Longer, Safer Logging Trucks Approved
Friday 31 May 2002
A road rule change to improve the stability of logging trucks announced by government today will significantly reduce the number of rollovers, says the Log Transport Safety Council and the New Zealand Forest Owners Association.
From June 20, the allowable length of logging trucks will increase from 20 to 22 metres, so the loads can be reconfigured across two packets instead of one. The weight remains the same, which means the load height comes down, lowering the centre of gravity and increasing stability.
The Log Transport Safety Council proposed the rule change after research identified stability as a major factor in the incidence of rollovers, which currently occur at a rate of one a week on public roads. A series of on-road trials, run in conjunction with the Land Transport Safety Authority, proved the case for slightly longer, more stable loads.
“This is excellent news, and something we’ve been pushing for a long time.
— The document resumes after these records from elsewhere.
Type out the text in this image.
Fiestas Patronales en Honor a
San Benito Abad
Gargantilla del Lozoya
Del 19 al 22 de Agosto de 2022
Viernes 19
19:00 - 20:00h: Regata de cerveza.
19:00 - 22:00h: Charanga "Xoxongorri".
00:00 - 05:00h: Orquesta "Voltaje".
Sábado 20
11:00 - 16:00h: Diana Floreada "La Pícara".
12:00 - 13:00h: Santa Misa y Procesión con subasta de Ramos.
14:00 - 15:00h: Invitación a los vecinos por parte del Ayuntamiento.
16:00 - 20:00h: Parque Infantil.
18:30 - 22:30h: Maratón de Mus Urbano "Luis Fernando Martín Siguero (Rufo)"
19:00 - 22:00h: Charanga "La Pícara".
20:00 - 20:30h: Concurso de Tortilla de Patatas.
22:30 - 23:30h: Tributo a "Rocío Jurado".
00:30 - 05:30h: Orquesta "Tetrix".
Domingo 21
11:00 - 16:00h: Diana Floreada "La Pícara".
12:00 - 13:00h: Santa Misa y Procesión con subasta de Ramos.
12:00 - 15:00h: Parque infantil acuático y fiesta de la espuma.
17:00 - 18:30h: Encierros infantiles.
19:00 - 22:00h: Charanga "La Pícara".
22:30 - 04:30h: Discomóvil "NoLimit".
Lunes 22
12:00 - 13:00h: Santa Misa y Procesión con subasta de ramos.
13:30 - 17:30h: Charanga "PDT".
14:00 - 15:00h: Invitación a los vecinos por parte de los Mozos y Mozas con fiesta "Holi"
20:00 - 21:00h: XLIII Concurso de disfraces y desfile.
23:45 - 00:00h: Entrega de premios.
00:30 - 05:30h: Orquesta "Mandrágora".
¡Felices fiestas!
Based on the number of double-packet trailers we have in our logging fleet at the moment, the conservative estimate is for a 40 per cent reduction in rollovers," says LTSC secretary Bruce Nairn.
"However, we expect it to be significantly more than that, because the single packet trailers will carry the longer logs with the same weight, so their loads will be lower and more stable as well."
NZFOA spokesperson, Doug Robertson, says the rule change couldn’t have come at a better time.
“Harvested wood product in New Zealand will double to 32 million cubic metres by 2015. That’s going to mean more trucks on the road, particularly in areas like East Coast and Northland where the roads are poorer and there is a greater risk of rollover. This rule change is certainly going to help with truck safety – there’s no doubt about that.”
He says the rule change is not compulsory, so the next step is to make it work. NZFOA and LTSC will send guidelines to all forest growers and operators on how to utilise the new provisions.
“NZFOA members, who own or manage nearly 90 per cent of New Zealand’s plantation forests, will be strongly encouraged to ensure operators use the right truck configuration to take advantage of the new rule.
“Operationally, it’s going to take cooperation from truck operators, harvesting crews, forest owners and logistics coordinators. We need the right segregation of log lengths out in the bush so we can take advantage of the new rule, and spread the load over two packets on the trailer,” he says.
All trucks carrying extended loads will be required to display a 22 metre truck sign, and the 0800 LOGTRUCK number – a free phone number set up by the LTSC to record reports from the public on good and bad driving behaviour.